Effects of unsteady interaction on the performance of an ultra-high-pressure-ratio centrifugal compressor

Abstract

A numerical investigation of an ultra-high-pressure-ratio centrifugal compressor is presented, mainly focusing on the unsteady impeller-diffuser interaction. The compressor is characterized by a high total pressure ratio of about 11.5 and a small radial gap between the impeller and diffuser, whose radius ratio is 1.067. The unsteady effect is stringently assessed by comparing the results of steady and unsteady Reynolds-averaged Navier–Stokes simulations. Within the impeller, the unsteady perturbation, dominated by the blade passing frequency of the diffuser, can only propagate to 20% of the normalized streamwise length from the impeller outlet.
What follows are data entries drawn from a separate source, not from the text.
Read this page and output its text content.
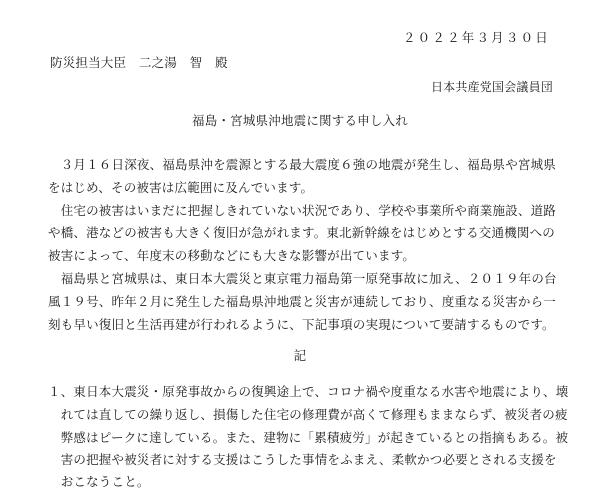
２０２２年３月３０日
防災担当大臣　二之湯　智　殿
日本共産党国会議員団
福島・宮城県沖地震に関する申し入れ
　３月１６日深夜、福島県沖を震源とする最大震度６強の地震が発生し、福島県や宮城県
をはじめ、その被害は広範囲に及んでいます。
　住宅の被害はいまだに把握しきれていない状況であり、学校や事業所や商業施設、道路
や橋、港などの被害も大きく復旧が急がれます。東北新幹線をはじめとする交通機関への
被害によって、年度末の移動などにも大きな影響が出ています。
　福島県と宮城県は、東日本大震災と東京電力福島第一原発事故に加え、２０１９年の台
風１９号、昨年２月に発生した福島県沖地震と災害が連続しており、度重なる災害から一
刻も早い復旧と生活再建が行われるように、下記事項の実現について要請するものです。
記
１、東日本大震災・原発事故からの復興途上で、コロナ禍や度重なる水害や地震により、壊
　れては直しての繰り返し、損傷した住宅の修理費が高くて修理もままならず、被災者の疲
　弊感はピークに達している。また、建物に「累積疲労」が起きているとの指摘もある。被
　害の把握や被災者に対する支援はこうした事情をふまえ、柔軟かつ必要とされる支援を
　おこなうこと。
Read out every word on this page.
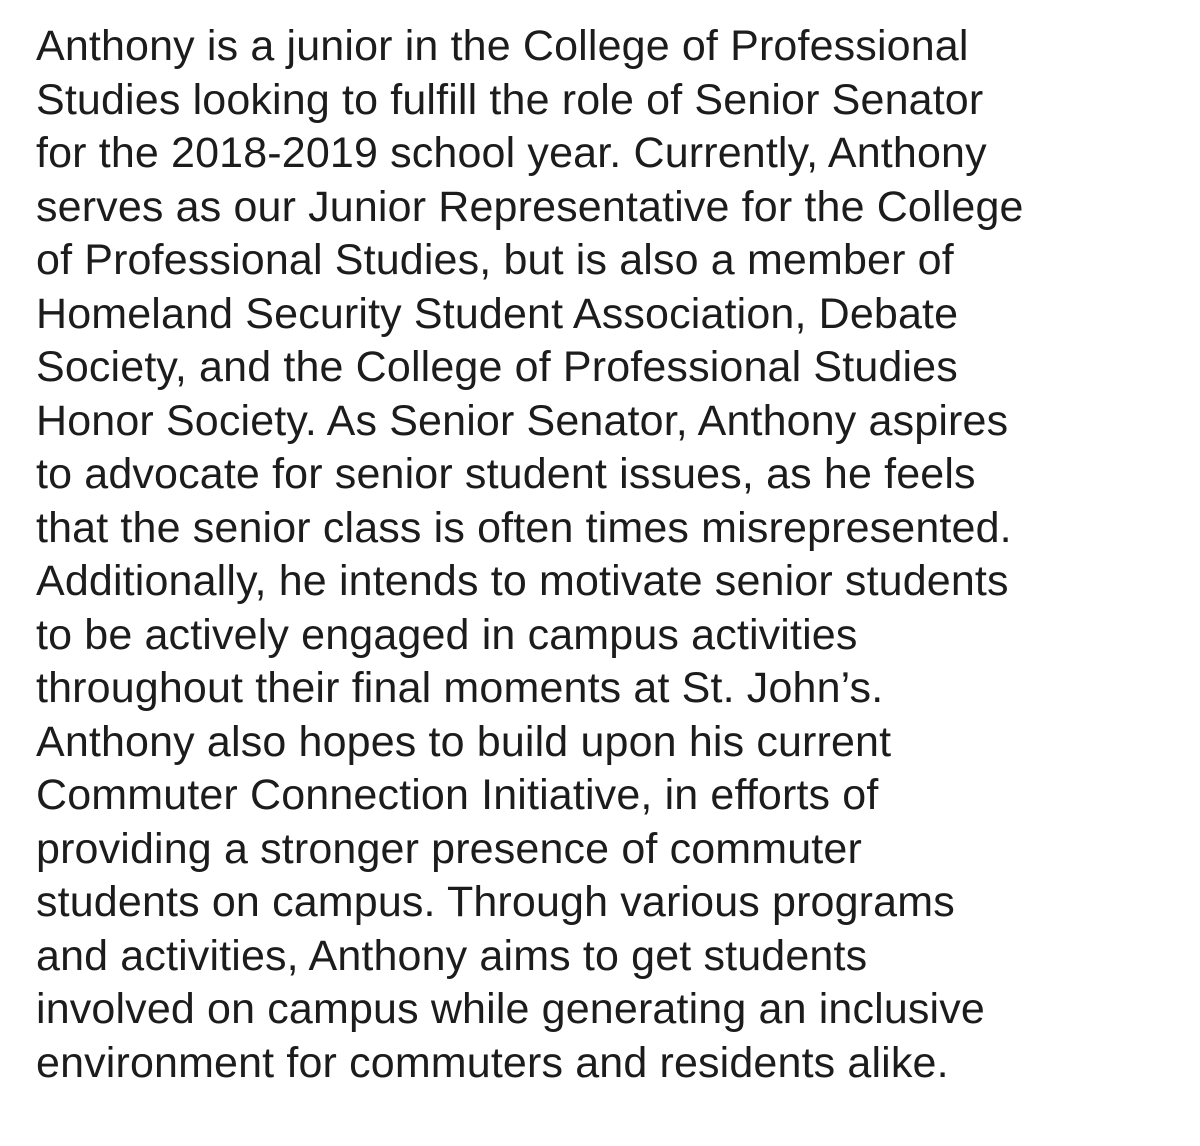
Anthony is a junior in the College of Professional
Studies looking to fulfill the role of Senior Senator
for the 2018-2019 school year. Currently, Anthony
serves as our Junior Representative for the College
of Professional Studies, but is also a member of
Homeland Security Student Association, Debate
Society, and the College of Professional Studies
Honor Society. As Senior Senator, Anthony aspires
to advocate for senior student issues, as he feels
that the senior class is often times misrepresented.
Additionally, he intends to motivate senior students
to be actively engaged in campus activities
throughout their final moments at St. John’s.
Anthony also hopes to build upon his current
Commuter Connection Initiative, in efforts of
providing a stronger presence of commuter
students on campus. Through various programs
and activities, Anthony aims to get students
involved on campus while generating an inclusive
environment for commuters and residents alike.
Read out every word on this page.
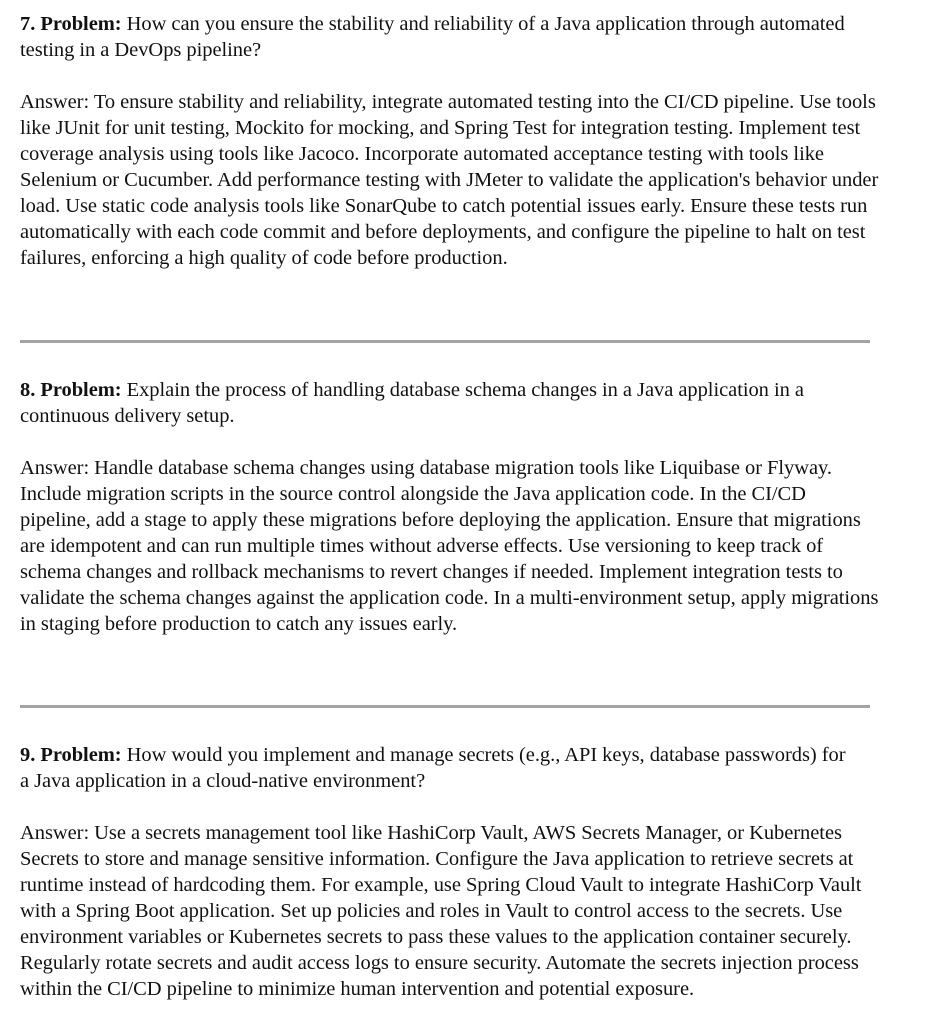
7. Problem: How can you ensure the stability and reliability of a Java application through automated testing in a DevOps pipeline?

Answer: To ensure stability and reliability, integrate automated testing into the CI/CD pipeline. Use tools like JUnit for unit testing, Mockito for mocking, and Spring Test for integration testing. Implement test coverage analysis using tools like Jacoco. Incorporate automated acceptance testing with tools like Selenium or Cucumber. Add performance testing with JMeter to validate the application's behavior under load. Use static code analysis tools like SonarQube to catch potential issues early. Ensure these tests run automatically with each code commit and before deployments, and configure the pipeline to halt on test failures, enforcing a high quality of code before production.

8. Problem: Explain the process of handling database schema changes in a Java application in a continuous delivery setup.

Answer: Handle database schema changes using database migration tools like Liquibase or Flyway. Include migration scripts in the source control alongside the Java application code. In the CI/CD pipeline, add a stage to apply these migrations before deploying the application. Ensure that migrations are idempotent and can run multiple times without adverse effects. Use versioning to keep track of schema changes and rollback mechanisms to revert changes if needed. Implement integration tests to validate the schema changes against the application code. In a multi-environment setup, apply migrations in staging before production to catch any issues early.

9. Problem: How would you implement and manage secrets (e.g., API keys, database passwords) for a Java application in a cloud-native environment?

Answer: Use a secrets management tool like HashiCorp Vault, AWS Secrets Manager, or Kubernetes Secrets to store and manage sensitive information. Configure the Java application to retrieve secrets at runtime instead of hardcoding them. For example, use Spring Cloud Vault to integrate HashiCorp Vault with a Spring Boot application. Set up policies and roles in Vault to control access to the secrets. Use environment variables or Kubernetes secrets to pass these values to the application container securely. Regularly rotate secrets and audit access logs to ensure security. Automate the secrets injection process within the CI/CD pipeline to minimize human intervention and potential exposure.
The velocity component distribution at the impeller outlet is affected by the unsteadiness, resulting in a variation of the impeller efficiency. In contrast with the impeller, the unsteady perturbation is present inside the whole diffuser passage. The circumferential flow angle variation at the diffuser inlet induces the unsteady formation and shedding of the diffuser leading edge vortex, increasing the flow loss correspondingly. However, the smaller incidence angle at the diffuser inlet makes for better diffusion inside the diffuser passage. The positive and negative effects of the unsteadiness counteract each other. Therefore, both the stage and component performances change slightly, although the flow field changes significantly due to the unsteadiness.